Just about any VGA monitor will work. If you don't have a second monitor, you might have another input source on your PC monitor that you could use. If you plan to buy a monitor, there are a number of nice small VGA monitors (7 to 12 inch) with a touch screen that are sold in the car aftermarket for use in in-car PCs that should work well with this VGA board on mbed projects.

A 7 inch VGA monitor with USB touch input and speakers.

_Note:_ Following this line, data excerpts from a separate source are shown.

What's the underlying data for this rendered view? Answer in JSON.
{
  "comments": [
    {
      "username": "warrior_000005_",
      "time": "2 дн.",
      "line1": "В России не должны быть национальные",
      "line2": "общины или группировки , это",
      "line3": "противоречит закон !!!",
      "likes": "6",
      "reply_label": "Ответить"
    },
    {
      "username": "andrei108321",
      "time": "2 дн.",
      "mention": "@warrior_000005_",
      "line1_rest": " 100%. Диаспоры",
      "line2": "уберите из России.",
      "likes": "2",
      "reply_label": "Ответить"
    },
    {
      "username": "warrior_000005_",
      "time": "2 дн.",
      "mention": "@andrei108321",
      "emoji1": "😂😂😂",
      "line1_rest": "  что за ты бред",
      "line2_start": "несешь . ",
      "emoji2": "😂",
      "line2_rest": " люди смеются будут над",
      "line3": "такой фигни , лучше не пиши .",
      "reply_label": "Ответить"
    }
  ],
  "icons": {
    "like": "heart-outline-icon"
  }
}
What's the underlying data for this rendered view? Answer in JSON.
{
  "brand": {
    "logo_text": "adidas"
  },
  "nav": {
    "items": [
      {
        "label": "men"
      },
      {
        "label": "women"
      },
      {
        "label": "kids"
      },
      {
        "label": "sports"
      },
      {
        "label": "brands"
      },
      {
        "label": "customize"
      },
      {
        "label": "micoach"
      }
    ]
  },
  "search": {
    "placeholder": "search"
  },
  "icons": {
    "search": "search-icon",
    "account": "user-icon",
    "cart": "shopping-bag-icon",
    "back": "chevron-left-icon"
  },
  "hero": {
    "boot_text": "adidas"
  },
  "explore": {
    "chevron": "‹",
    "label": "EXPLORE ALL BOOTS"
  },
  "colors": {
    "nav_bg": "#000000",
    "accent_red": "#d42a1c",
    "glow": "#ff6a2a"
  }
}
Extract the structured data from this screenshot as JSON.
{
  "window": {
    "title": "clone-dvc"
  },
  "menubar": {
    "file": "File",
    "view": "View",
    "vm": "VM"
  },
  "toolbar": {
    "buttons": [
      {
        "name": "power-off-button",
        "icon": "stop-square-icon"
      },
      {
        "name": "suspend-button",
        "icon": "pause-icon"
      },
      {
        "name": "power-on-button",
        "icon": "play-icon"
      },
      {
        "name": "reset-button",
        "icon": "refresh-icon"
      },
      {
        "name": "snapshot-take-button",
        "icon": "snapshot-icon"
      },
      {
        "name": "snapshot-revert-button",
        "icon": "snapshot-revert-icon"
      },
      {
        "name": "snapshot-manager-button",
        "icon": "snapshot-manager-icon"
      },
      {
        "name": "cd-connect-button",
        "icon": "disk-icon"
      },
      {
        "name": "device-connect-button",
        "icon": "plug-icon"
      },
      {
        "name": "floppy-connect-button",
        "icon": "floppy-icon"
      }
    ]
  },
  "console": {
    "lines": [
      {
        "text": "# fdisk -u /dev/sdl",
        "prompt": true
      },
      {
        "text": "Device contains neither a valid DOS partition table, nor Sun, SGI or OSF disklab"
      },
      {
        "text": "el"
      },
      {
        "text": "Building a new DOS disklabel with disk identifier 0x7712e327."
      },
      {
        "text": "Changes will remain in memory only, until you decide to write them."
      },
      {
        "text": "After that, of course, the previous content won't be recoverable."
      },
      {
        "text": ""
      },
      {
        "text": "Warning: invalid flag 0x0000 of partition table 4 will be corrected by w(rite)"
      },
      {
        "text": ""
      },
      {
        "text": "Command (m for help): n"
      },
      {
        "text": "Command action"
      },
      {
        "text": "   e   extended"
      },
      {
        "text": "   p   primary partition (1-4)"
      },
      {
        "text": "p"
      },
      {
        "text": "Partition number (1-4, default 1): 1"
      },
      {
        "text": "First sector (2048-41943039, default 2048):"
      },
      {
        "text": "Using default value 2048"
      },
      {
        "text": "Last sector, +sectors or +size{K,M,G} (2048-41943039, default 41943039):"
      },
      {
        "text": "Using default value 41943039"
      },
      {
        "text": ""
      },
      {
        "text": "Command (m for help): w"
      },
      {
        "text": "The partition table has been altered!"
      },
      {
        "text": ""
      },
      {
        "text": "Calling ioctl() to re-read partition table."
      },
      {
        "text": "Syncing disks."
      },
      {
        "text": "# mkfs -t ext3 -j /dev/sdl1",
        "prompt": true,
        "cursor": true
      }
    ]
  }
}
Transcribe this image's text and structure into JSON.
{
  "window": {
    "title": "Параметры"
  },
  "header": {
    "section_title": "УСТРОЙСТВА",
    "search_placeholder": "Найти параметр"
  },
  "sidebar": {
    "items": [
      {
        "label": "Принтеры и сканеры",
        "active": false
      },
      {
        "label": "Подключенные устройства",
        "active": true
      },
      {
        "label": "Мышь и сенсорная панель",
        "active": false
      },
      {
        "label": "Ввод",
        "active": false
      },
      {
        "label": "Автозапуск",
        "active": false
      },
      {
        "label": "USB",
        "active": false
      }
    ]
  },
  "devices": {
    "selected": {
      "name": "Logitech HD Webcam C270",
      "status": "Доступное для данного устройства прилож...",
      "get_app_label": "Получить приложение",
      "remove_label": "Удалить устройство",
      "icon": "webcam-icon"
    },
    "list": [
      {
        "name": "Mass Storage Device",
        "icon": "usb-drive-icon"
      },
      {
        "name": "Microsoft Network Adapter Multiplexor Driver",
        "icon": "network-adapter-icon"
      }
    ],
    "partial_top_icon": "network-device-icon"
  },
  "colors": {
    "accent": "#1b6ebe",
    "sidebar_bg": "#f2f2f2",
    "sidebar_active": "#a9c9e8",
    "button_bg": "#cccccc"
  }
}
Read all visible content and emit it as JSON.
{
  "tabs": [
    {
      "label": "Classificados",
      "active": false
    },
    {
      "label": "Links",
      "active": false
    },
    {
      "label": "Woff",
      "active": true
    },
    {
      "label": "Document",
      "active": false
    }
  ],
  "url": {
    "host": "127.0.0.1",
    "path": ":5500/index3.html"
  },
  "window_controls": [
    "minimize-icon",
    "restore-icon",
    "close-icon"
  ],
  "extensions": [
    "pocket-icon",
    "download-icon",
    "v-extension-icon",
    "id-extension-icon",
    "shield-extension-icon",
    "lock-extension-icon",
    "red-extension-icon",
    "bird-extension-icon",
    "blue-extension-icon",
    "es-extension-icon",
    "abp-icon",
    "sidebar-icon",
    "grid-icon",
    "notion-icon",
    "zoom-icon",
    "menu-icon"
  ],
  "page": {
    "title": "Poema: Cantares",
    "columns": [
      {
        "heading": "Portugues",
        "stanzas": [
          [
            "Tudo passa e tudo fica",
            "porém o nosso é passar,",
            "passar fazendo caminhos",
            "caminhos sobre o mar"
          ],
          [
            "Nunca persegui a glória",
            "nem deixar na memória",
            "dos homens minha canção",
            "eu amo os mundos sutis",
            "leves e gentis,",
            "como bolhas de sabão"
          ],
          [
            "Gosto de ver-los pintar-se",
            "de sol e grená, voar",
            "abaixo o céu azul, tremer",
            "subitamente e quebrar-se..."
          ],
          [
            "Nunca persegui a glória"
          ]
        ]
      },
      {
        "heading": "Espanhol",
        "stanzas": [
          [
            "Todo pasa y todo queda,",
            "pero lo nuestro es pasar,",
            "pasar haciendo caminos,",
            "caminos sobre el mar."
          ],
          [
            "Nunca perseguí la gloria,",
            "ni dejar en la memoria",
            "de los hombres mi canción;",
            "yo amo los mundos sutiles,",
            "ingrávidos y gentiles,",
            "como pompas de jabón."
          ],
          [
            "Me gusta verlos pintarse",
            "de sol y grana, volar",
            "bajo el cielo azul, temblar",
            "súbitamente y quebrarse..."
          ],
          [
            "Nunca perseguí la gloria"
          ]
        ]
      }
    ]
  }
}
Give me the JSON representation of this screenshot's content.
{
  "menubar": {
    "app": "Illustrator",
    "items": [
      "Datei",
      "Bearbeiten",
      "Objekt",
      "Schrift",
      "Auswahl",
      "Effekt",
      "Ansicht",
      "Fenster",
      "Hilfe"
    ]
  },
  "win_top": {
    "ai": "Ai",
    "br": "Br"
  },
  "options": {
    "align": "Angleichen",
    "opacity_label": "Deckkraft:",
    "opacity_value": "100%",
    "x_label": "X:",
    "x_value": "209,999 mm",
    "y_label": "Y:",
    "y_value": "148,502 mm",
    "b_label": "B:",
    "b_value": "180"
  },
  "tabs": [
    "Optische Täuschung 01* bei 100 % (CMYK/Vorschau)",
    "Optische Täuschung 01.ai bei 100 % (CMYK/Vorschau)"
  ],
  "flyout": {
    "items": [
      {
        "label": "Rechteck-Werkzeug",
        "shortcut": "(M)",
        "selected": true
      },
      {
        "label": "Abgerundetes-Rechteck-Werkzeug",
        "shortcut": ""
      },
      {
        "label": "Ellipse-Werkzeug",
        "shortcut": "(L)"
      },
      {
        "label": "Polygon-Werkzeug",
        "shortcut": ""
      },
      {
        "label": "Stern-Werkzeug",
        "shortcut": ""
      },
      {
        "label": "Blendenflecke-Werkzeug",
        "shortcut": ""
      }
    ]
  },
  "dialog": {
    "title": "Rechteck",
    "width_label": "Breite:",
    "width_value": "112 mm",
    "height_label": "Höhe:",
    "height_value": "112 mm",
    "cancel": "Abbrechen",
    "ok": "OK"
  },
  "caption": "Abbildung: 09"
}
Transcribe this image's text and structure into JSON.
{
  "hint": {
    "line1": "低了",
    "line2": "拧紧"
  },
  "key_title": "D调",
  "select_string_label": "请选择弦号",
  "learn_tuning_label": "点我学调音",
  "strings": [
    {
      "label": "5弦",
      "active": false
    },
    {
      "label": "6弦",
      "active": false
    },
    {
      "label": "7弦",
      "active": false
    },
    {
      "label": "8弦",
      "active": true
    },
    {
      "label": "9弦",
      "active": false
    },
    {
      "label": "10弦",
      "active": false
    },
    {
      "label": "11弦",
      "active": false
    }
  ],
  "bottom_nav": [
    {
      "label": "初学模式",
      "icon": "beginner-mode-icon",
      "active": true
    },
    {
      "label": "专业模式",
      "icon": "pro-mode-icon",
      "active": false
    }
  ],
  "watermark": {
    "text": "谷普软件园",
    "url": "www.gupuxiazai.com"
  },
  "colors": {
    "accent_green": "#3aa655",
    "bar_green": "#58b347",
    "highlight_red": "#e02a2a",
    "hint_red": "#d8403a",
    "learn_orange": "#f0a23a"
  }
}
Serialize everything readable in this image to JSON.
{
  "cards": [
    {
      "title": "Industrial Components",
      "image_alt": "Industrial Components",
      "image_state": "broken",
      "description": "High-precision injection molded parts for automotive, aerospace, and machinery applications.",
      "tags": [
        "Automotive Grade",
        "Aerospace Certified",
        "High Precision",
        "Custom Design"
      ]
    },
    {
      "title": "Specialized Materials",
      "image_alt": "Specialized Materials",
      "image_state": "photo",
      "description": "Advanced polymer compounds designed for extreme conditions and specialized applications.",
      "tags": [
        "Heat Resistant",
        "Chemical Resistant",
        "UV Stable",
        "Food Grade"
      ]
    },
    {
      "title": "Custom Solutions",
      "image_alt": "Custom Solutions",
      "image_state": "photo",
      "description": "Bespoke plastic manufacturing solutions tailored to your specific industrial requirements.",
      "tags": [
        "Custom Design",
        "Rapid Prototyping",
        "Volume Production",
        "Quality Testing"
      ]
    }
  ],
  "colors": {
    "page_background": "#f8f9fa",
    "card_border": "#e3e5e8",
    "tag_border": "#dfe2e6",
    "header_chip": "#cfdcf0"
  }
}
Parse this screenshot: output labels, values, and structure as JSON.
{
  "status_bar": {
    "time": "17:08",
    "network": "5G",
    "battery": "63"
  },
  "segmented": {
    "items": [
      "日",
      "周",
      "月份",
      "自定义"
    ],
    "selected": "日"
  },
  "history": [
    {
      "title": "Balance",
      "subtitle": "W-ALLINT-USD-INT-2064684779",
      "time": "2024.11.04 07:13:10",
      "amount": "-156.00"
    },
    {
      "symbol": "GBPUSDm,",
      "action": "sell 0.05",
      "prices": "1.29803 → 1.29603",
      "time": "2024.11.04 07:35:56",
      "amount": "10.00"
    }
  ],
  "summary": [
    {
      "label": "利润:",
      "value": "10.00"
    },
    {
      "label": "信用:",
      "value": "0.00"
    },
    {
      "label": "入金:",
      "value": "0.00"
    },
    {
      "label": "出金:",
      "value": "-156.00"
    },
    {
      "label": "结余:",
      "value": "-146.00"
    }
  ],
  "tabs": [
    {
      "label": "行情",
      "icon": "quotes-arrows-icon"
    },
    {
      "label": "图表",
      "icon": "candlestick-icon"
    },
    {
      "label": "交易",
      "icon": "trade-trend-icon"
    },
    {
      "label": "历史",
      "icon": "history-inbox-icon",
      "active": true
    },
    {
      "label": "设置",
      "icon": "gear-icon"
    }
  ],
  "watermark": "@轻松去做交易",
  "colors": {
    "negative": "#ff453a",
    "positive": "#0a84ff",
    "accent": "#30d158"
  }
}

mp3Car has a large assortment of small touch screen LCDs such as this 7 inch LED LCD model 705TSV from Xenarc seen above. A number of them have standard VGA inputs and even internal speakers. This Xenarc monitor runs around $225. Touch input still costs a bit extra, but it is nice to have. The touch screen data typically is sent out over a USB port, so that would take some additional work to use with mbed. At least they seem to have some info on it in this manual. These monitors are so small that they probably need to be attached to something to use the touch input or they move. The uVGA II module does not include code to read a touch screen input, so an mbed interface and driver software would be needed to support touch.